Ce boost scénaristique est d’une importance primordiale pour la suite des événements censés se produire dans Avengers 3, dans lequel Thanos devrait lancer l’offensive contre les terriens. Mais ce n’est pas tout, la mythologie Marvel et surtout son univers cosmique fait un bond en avant grâce au Nova Corps, aux factions de guerriers, aux Célestes, à la galaxie en général. Des éléments qui font non seulement de Marvel un leader dans la gestion d’un aussi grand univers, mais la met dans une situation délicate dans le cas où cet univers ne serait pas assez bien géré à l’avenir. Et quand on sait que Guardians 2 et Doctor Strange sont déjà prévus pour les prochaines années, on peut espérer que l’intrigue globale du Marvel Cinematic Universe est entre de bonnes mains, puisqu’il manque encore deux pierres de l’infini.

Malgré toutes les contraintes du monde face au film, ce dernier s’en sort bien, tout s’emboîte parfaitement, que ce soit les planètes, les personnages, les factions… etc. Nous n’aurions pas pu rêver d’une meilleure entrée en matière.

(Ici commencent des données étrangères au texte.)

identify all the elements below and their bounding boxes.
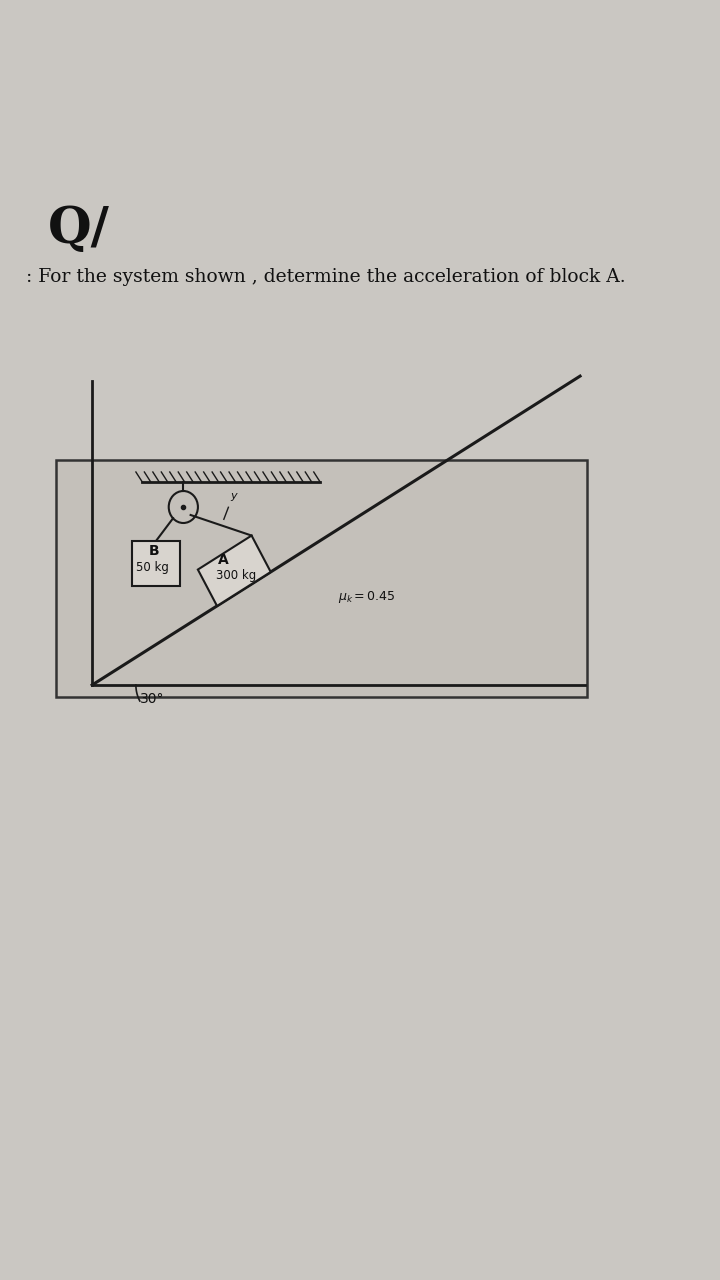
Text: Q/: Q/ [48,205,109,253]
Polygon shape [198,535,271,605]
Bar [132,541,180,586]
Text: 300 kg: 300 kg [216,568,256,581]
Text: 30°: 30° [140,692,164,707]
Bar [55,460,588,698]
Text: 50 kg: 50 kg [136,561,168,573]
Text: y: y [230,492,237,502]
Text: A: A [218,553,229,567]
Text: : For the system shown , determine the acceleration of block A.: : For the system shown , determine the a… [25,268,625,285]
Text: B: B [149,544,159,558]
Text: $\mu_k = 0.45$: $\mu_k = 0.45$ [338,589,396,605]
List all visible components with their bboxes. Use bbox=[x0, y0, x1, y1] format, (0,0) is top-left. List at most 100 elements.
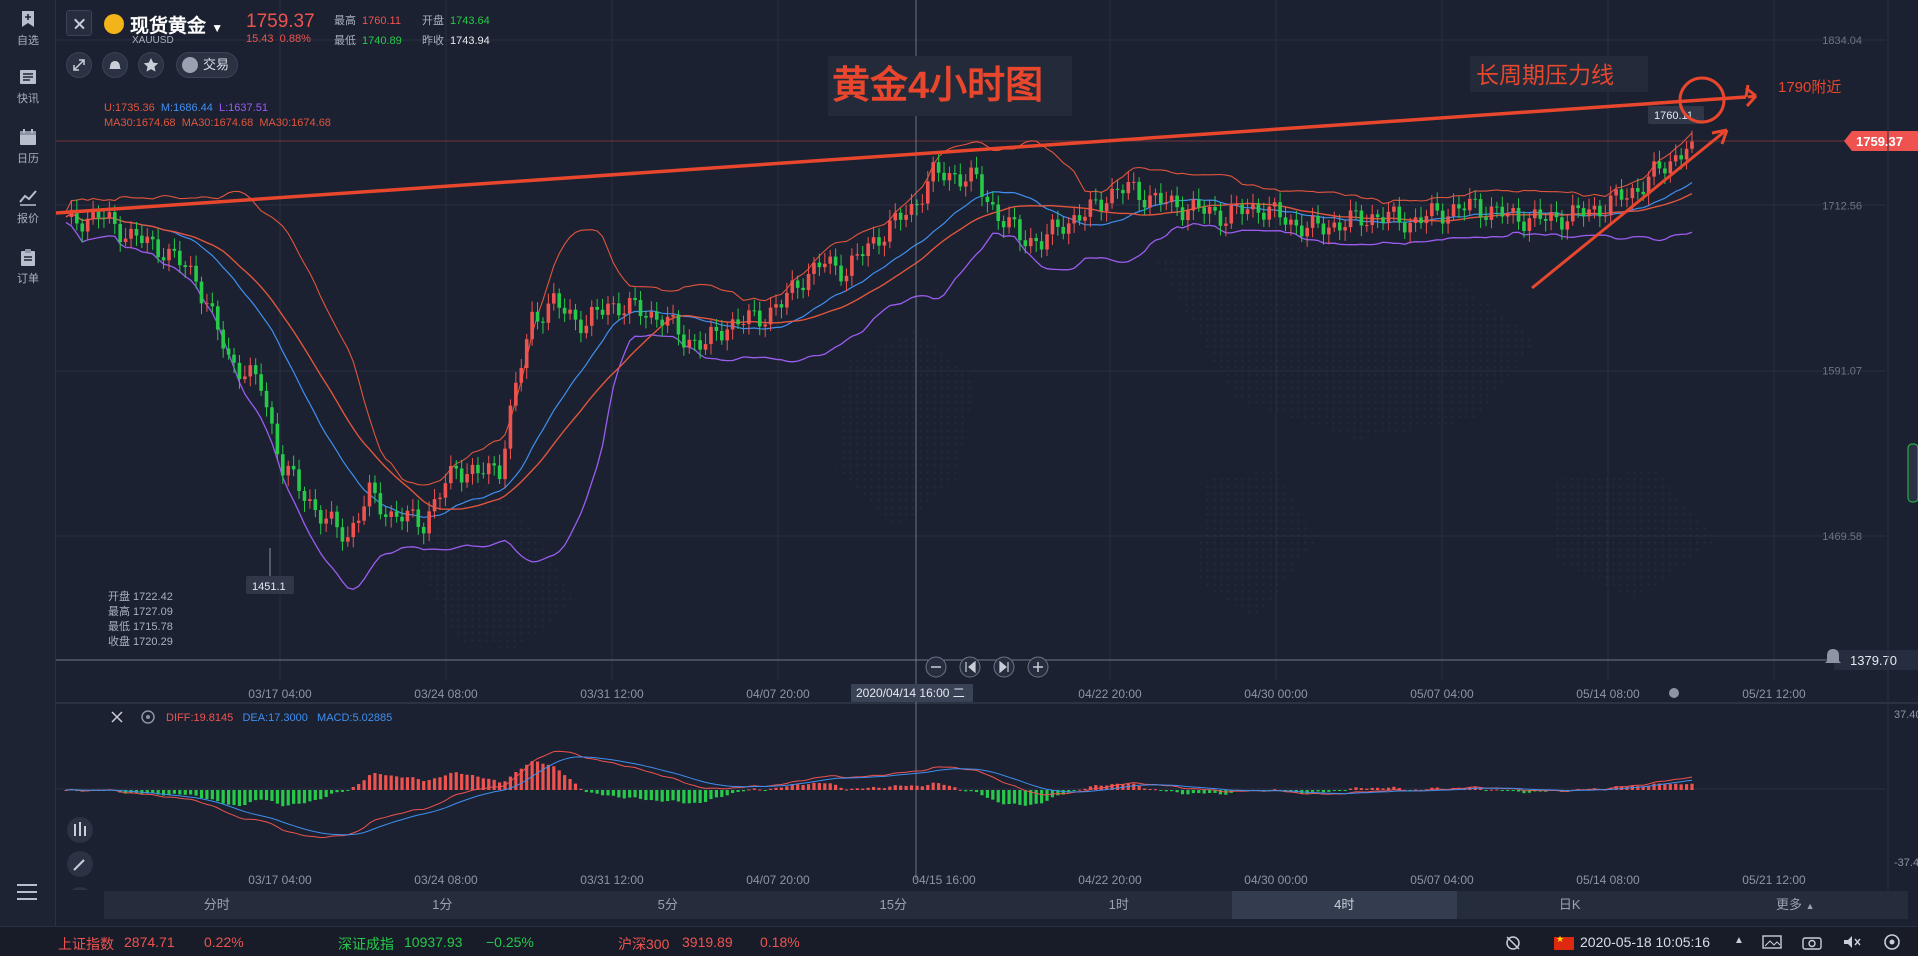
tab-1hour[interactable]: 1时 bbox=[1108, 897, 1129, 912]
gold-coin-icon bbox=[104, 14, 124, 34]
macd-bar bbox=[1040, 790, 1044, 804]
macd-bar bbox=[671, 790, 675, 801]
macd-bar bbox=[183, 790, 187, 795]
candle-style-button[interactable] bbox=[67, 817, 93, 843]
sidebar-item-orders[interactable]: 订单 bbox=[0, 248, 56, 286]
expand-button[interactable] bbox=[66, 52, 92, 78]
picture-icon[interactable] bbox=[1762, 934, 1782, 950]
candle-body bbox=[692, 339, 697, 341]
macd-bar bbox=[937, 783, 941, 790]
tab-daily[interactable]: 日K bbox=[1558, 897, 1581, 912]
trade-button[interactable]: 交易 bbox=[176, 52, 238, 78]
ticker-sh-name[interactable]: 上证指数 bbox=[58, 936, 114, 952]
candle-body bbox=[1440, 210, 1445, 224]
macd-bar bbox=[357, 784, 361, 790]
macd-bar bbox=[682, 790, 686, 804]
macd-bar bbox=[552, 766, 556, 790]
macd-bar bbox=[525, 764, 529, 790]
candle-body bbox=[427, 511, 431, 534]
macd-bar bbox=[118, 790, 122, 793]
candle-body bbox=[156, 239, 160, 258]
price-chart[interactable]: 1834.04 1712.56 1591.07 1469.58 03/17 04:00… bbox=[56, 0, 1918, 890]
scroll-to-latest-dot[interactable] bbox=[1669, 688, 1679, 698]
macd-bar bbox=[1094, 785, 1098, 790]
candle-body bbox=[1310, 216, 1315, 228]
candle-body bbox=[1451, 204, 1456, 217]
candle-body bbox=[1175, 195, 1179, 208]
candle-body bbox=[600, 309, 605, 315]
china-flag-icon bbox=[1554, 934, 1574, 950]
alert-button[interactable] bbox=[102, 52, 128, 78]
macd-bar bbox=[893, 785, 897, 790]
candle-body bbox=[568, 309, 572, 314]
macd-bar bbox=[899, 785, 903, 790]
favorite-button[interactable] bbox=[138, 52, 164, 78]
y-axis-ticks: 1834.04 1712.56 1591.07 1469.58 bbox=[1822, 35, 1862, 543]
tab-4hour[interactable]: 4时 bbox=[1231, 891, 1457, 919]
sidebar-item-quotes[interactable]: 报价 bbox=[0, 188, 56, 226]
macd-settings-icon[interactable] bbox=[141, 710, 155, 724]
macd-bar bbox=[546, 764, 550, 790]
symbol-name[interactable]: 现货黄金 ▼ bbox=[130, 16, 224, 37]
candle-body bbox=[1007, 217, 1011, 228]
ticker-sz-name[interactable]: 深证成指 bbox=[338, 936, 394, 952]
scroll-handle[interactable] bbox=[1907, 443, 1918, 503]
macd-bar bbox=[1500, 790, 1504, 791]
macd-bar bbox=[416, 779, 420, 790]
sidebar-item-watchlist[interactable]: 自选 bbox=[0, 10, 56, 48]
sidebar-item-news[interactable]: 快讯 bbox=[0, 68, 56, 106]
candle-body bbox=[1641, 191, 1646, 195]
tab-1min[interactable]: 1分 bbox=[432, 897, 453, 912]
macd-bar bbox=[600, 790, 605, 796]
macd-bar bbox=[286, 790, 290, 806]
target-price-annotation: 1790附近 bbox=[1778, 79, 1841, 96]
close-button[interactable] bbox=[66, 10, 92, 36]
tab-15min[interactable]: 15分 bbox=[879, 897, 907, 912]
jump-end-button[interactable] bbox=[993, 656, 1015, 678]
macd-bar bbox=[346, 790, 350, 791]
indicator-button[interactable] bbox=[67, 887, 93, 890]
camera-icon[interactable] bbox=[1802, 934, 1822, 950]
tab-more[interactable]: 更多 ▲ bbox=[1775, 897, 1815, 912]
open-field: 开盘 1743.64 bbox=[422, 15, 490, 27]
candle-body bbox=[1142, 199, 1147, 208]
candle-body bbox=[465, 474, 469, 483]
macd-bar bbox=[124, 790, 128, 794]
candle-body bbox=[362, 506, 366, 521]
candle-body bbox=[367, 482, 372, 507]
jump-start-button[interactable] bbox=[959, 656, 981, 678]
candle-body bbox=[882, 241, 887, 246]
mute-icon[interactable] bbox=[1842, 934, 1862, 950]
zoom-out-button[interactable] bbox=[925, 656, 947, 678]
chevron-down-icon[interactable]: ▼ bbox=[211, 21, 224, 35]
draw-pen-button[interactable] bbox=[67, 851, 93, 877]
candle-body bbox=[497, 465, 502, 480]
macd-bar bbox=[1419, 789, 1423, 791]
candlesticks bbox=[69, 130, 1694, 551]
candle-body bbox=[1083, 216, 1087, 221]
zoom-in-button[interactable] bbox=[1027, 656, 1049, 678]
alarm-bell-icon[interactable] bbox=[1825, 649, 1841, 663]
candle-body bbox=[286, 465, 291, 476]
menu-icon[interactable] bbox=[14, 880, 40, 904]
candle-body bbox=[302, 490, 307, 501]
macd-x-tick-label: 03/24 08:00 bbox=[414, 873, 478, 887]
candle-body bbox=[237, 362, 242, 380]
chevron-up-icon[interactable]: ▲ bbox=[1734, 935, 1744, 946]
tab-5min[interactable]: 5分 bbox=[657, 897, 678, 912]
sidebar-item-calendar[interactable]: 日历 bbox=[0, 128, 56, 166]
candle-body bbox=[768, 307, 773, 325]
candle-body bbox=[1240, 204, 1244, 215]
svg-text:1379.70: 1379.70 bbox=[1850, 653, 1897, 668]
candle-body bbox=[1289, 219, 1293, 225]
settings-gear-icon[interactable] bbox=[1882, 933, 1902, 951]
svg-text:最高 1727.09: 最高 1727.09 bbox=[108, 604, 173, 618]
svg-text:长周期压力线: 长周期压力线 bbox=[1476, 62, 1614, 88]
sync-icon[interactable] bbox=[1504, 934, 1522, 952]
macd-close-icon[interactable] bbox=[111, 711, 123, 723]
calendar-icon bbox=[20, 129, 36, 145]
timeframe-tabs: 分时 1分 5分 15分 1时 4时 日K 更多 ▲ bbox=[104, 891, 1908, 919]
macd-bar bbox=[1365, 788, 1369, 790]
tab-timeshare[interactable]: 分时 bbox=[203, 897, 230, 912]
ticker-hs-name[interactable]: 沪深300 bbox=[618, 936, 670, 952]
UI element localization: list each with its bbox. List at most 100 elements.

En vrac, ce qu’il reste à dire:

– Si vous connaissez déjà l’équipe via les comics, vous ne serez que plus surpris de les voir en action. Si vous ne les connaissez pas, ce sera l’occasion rêvée de découvrir cette bande de loosers.

– La musique mérite tout un article tant l’originalité et la folie est au rendez-vous. De Blue Swede à David Bowie en passant par The Runaways ou bien 10CC, la playlist répartie dans des scènes aussi folles que les morceaux choisis colle à l’ambiance et le nouveau genre du film, un genre déjanté et second degré, tout en étant sérieux.